Old data is not very useful compared to most recent data. So do we delete it or archive it?
Who should enforce data retention & purging policies? The database or the application?
If the physiological parameters are being captured every few seconds, then is there a possibility of ending up with a lot of data too quickly? If so, does the database compress the data?
Database Vortex
Databases are a very interesting abstraction. It's designed by brilliant engineers and provides a rock-solid abstraction. Mortals like me can accomplish a lot armed with just a basic understanding of SQL and some creative googling. However, once you cross the event horizon, the innards of the database suck you in. Pretty soon you will start devouring information about how the data is laid out on disk, the type of indexes used to retrieve the data, whether the database needs to be sharded, replicated, repeatable reads and so on...
How should you go about studying databases then?
The first company that I worked for did not allow our machines to be connected to the Internet. So we had to rely on MSDN documentation on the intranet for solving any technical issues. I would come across articles like "An In-Depth Look into the Win32 Portable Executable File Format" accidentally. The writing was exemplary, thought-provoking, deep, comprehensive and could be grokked only after multiple readings. And in the end, I would feel happy. (A feeling that is hard to come by nowadays when everything is just a Google search away or summarized by Large Language Models).
For quite some time I have been looking for the database equivalent of Matt Pietrek's articles. For those of us whose day job is not database research, the following could be a map of how to understand databases better.

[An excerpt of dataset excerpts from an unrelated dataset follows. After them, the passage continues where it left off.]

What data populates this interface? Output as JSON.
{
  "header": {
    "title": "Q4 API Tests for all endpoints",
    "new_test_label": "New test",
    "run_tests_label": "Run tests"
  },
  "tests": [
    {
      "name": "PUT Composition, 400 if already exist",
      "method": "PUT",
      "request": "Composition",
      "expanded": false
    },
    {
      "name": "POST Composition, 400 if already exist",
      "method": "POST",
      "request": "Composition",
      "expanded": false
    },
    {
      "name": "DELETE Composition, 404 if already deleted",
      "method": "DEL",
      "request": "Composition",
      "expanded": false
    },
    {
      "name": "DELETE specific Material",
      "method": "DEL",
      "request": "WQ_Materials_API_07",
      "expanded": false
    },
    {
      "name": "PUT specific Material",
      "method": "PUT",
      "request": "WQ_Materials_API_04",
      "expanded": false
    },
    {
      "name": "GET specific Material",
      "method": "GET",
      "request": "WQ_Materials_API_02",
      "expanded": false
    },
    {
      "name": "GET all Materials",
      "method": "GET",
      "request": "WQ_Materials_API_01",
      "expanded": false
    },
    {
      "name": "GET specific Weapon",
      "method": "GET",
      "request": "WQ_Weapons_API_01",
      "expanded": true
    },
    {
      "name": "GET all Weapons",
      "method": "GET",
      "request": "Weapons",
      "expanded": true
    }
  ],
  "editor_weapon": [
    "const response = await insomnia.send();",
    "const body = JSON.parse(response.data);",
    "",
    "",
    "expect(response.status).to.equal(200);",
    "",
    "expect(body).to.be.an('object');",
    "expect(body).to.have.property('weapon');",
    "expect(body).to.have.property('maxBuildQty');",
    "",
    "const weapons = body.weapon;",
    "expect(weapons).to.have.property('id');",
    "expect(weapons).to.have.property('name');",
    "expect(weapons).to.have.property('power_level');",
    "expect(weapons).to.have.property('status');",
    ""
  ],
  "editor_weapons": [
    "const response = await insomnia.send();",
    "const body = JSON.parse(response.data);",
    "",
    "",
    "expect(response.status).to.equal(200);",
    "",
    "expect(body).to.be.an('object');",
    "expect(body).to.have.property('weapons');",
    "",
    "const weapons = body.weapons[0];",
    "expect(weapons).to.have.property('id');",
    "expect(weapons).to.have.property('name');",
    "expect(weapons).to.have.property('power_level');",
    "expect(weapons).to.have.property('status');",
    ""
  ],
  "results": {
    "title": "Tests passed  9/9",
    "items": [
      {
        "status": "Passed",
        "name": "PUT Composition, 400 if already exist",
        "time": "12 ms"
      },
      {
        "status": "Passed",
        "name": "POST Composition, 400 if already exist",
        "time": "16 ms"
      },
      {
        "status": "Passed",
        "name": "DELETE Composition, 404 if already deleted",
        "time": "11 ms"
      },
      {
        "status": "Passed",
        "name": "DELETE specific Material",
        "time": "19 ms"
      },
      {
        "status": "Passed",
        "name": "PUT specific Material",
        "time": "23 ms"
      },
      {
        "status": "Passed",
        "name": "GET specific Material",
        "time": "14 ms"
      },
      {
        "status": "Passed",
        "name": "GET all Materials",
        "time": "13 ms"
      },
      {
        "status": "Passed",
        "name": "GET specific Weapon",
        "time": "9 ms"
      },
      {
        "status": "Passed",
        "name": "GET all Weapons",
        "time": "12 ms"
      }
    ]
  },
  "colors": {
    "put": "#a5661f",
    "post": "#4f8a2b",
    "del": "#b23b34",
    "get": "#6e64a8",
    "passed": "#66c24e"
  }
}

Just to be clear, I cannot write page long queries in SQL, nor have I worked on projects where I had to squeeze the last drop of performance from a database. So please keep in mind that the "mental map" below is for a database dilettante.
Mental Map
What is the data model offered by the database? -> Relational, Document Oriented, Key-Value, Graph etc.
How does one interact with the data model? -> SQL abstraction, database-specific querying etc.
What are the durability guarantees for data?
A consistent view of data or eventually consistent?
What is the on-disk layout? -> BTree, LSM? Row-based data layout or columnar?
In a clustered setup can applications write/read from any data node? Or should writes always go to a master?
Is the database optimized for analytic queries or run-of-the-mill CRUD use cases?
Resources
I know life is too short to focus on esoteric database knowledge, there is always a pile of shows to catch up on on Netflix, distant lands to be visited and conquered as Instagram photos etc. However, If you are willing to spare one hour, definitely watch the History of Databases talk. I wish I had a cool professor like Andy Pavlo.
If you are inspired after watching the above go through his Carnegie Mellon database lectures. They are pure gold. The bonus is guest lectures covering modern databases such as RedShift, and DuckDB from the original designers.
I have watched only a few lectures from Bruce Momjian. They are very comprehensive given his involvement in the PostgreSQL community. The advantage of studying an open-source database such as PostgreSQL is that one can always go straight to the source and understand what he is talking about. For example, this picture from Bruce's talk can be mapped to the source code without much difficulty.
Not every database is a Relational database and often understanding something completely different also helps. For instance, Prometheus a non-relational database used for monitoring has to solve similar problems as TimeScaleDB (which is built on top of PostgreSQL) because both of them are designed for storing time series data. The problem of not losing data "in memory" when the database crashes is equally applicable to Redis and Kafka.
Red Book - A collection of papers that describe the ideas & trends in database systems.
A fantastic book that brings all the key ideas in distributed systems together - Designing Data-Intensive Applications.
Very well-written article covering the "on disk" format of SQLite.
I will keep updating the above section as I come across helpful material.